The search for flight MH370 will end next week, Malaysia’s transport minister said yesterday, more than four years after the plane disappeared and triggered one of the world’s greatest aviation mysteries. The Malaysia Airlines jet vanished in March 2014 with 239 people — mostly from China — on board, en route from Kuala Lumpur to Beijing.
 No sign of the jet was found in a 120,000sq km sea search zone and the Australian-led hunt, the largest in aviation history, was suspended in January last year. After pressure from family members, the former Malaysian government struck a deal with US exploration firm Ocean Infinity to restart the search in January on the condition it would only be paid if the Boeing 777 or its black boxes were found.
 The firm stood to make up to $70mn if successful but did not find any sign of the jet despite scouring the seabed with some of the world’s most hi-tech search equipment.  Malaysia’s Transport Minister Anthony Loke, part of the new government that came to power following May 9 elections, said the hunt was officially meant to finish in April but had been extended, and would come an end next week.
 “The search will continue until May 29,” he told reporters. Prime Minister Mahathir Mohamad had said earlier that the contract with Ocean Infinity was being reviewed, as his administration seeks to cut costs after accusing the allegedly corrupt former regime of leaving the public finances in bad shape.
 Grace Nathan, a Malaysian lawyer whose mother Anne Daisy was on the plane, said the news was not a surprise but said the government should leave the “no find, no fee” offer on the table in case a company wants to take on the search in future. “We can’t tell (the government) what to do but for me and the families ... finding the plane is important for many reasons,” she told AFP.
In a letter to the new administration released before the end of the search was announced, Voice370 — a group representing families of those on the plane whose members include Nathan — urged the government to undertake a “comprehensive review” of all matters related to the plane’s disappearance. It also called for “an investigation into any possible falsification and/or elimination of records related to MH370”. 
 The new hunt was in an area of about 25,000 sq km in the southern Indian Ocean, north of the former search area. The ship conducting the hunt, Seabed Constructor, was a Norwegian research vessel carrying 65 crew, including two members of the Malaysian navy as the government’s representatives.
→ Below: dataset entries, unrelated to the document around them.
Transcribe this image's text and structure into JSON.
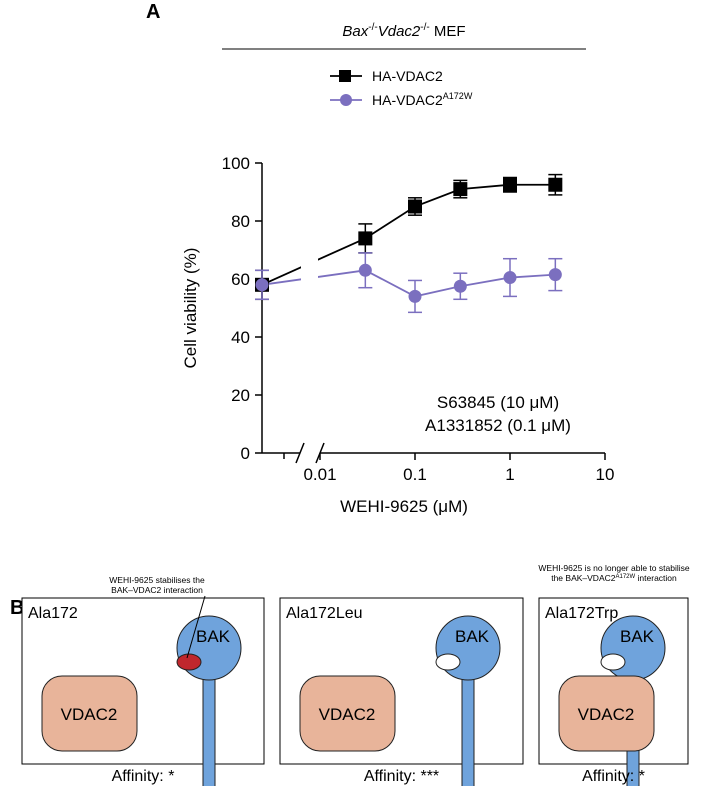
{
  "panel_a": {
    "label": "A"
  },
  "chart_data": {
    "type": "line",
    "title_parts": [
      "Bax",
      "-/-",
      "Vdac2",
      "-/-",
      " MEF"
    ],
    "x_label": "WEHI-9625 (μM)",
    "y_label": "Cell viability (%)",
    "annotations": [
      "S63845 (10 μM)",
      "A1331852 (0.1 μM)"
    ],
    "x": [
      0.03,
      0.1,
      0.3,
      1,
      3
    ],
    "xlim": [
      0.01,
      10
    ],
    "xticks": [
      0.01,
      0.1,
      1,
      10
    ],
    "log_x": true,
    "ylim": [
      0,
      100
    ],
    "yticks": [
      0,
      20,
      40,
      60,
      80,
      100
    ],
    "series": [
      {
        "name": "HA-VDAC2",
        "color": "#000000",
        "marker": "square",
        "control_value": 58,
        "control_error": 5,
        "values": [
          74,
          85,
          91,
          92.5,
          92.5
        ],
        "errors": [
          5,
          3,
          3,
          2.5,
          3.5
        ]
      },
      {
        "name": "HA-VDAC2",
        "name_superscript": "A172W",
        "color": "#7b6fbf",
        "marker": "circle",
        "control_value": 58,
        "control_error": 5,
        "values": [
          63,
          54,
          57.5,
          60.5,
          61.5
        ],
        "errors": [
          6,
          5.5,
          4.5,
          6.5,
          5.5
        ]
      }
    ]
  },
  "panel_b": {
    "label": "B",
    "panels": [
      {
        "title": "Ala172",
        "note": [
          "WEHI-9625 stabilises the",
          "BAK–VDAC2 interaction"
        ],
        "bak": "BAK",
        "vdac": "VDAC2",
        "affinity": "Affinity: *"
      },
      {
        "title": "Ala172Leu",
        "bak": "BAK",
        "vdac": "VDAC2",
        "affinity": "Affinity: ***"
      },
      {
        "title": "Ala172Trp",
        "note": [
          "WEHI-9625 is no longer able to stabilise",
          "the BAK–VDAC2"
        ],
        "note_superscript": "A172W",
        "note_end": " interaction",
        "bak": "BAK",
        "vdac": "VDAC2",
        "affinity": "Affinity: *"
      }
    ]
  }
}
It used eight autonomous drones, equipped with sonars and cameras, that scoured the waters for wreckage and can operate in depths up to 6,000m.
 Only three confirmed fragments of MH370 have been found, all of them on western Indian Ocean shores, including a two-metre wing part known as a flaperon. The jet’s disappearance stands as one of the most enduring aviation mysteries of all time and has spawned a host of theories, with some blaming a hijacking or even a terror plot.   Mahathir himself revived one of the many conspiracy theories in March when he suggested the plane could have been taken over remotely to foil a hijacking.
 Earlier this week, Australian investigators defended their findings that the plane was out of control when it plunged into the ocean, after a theory that a rogue pilot deliberately ditched the jet was revived in a book by a Canadian air crash investigator.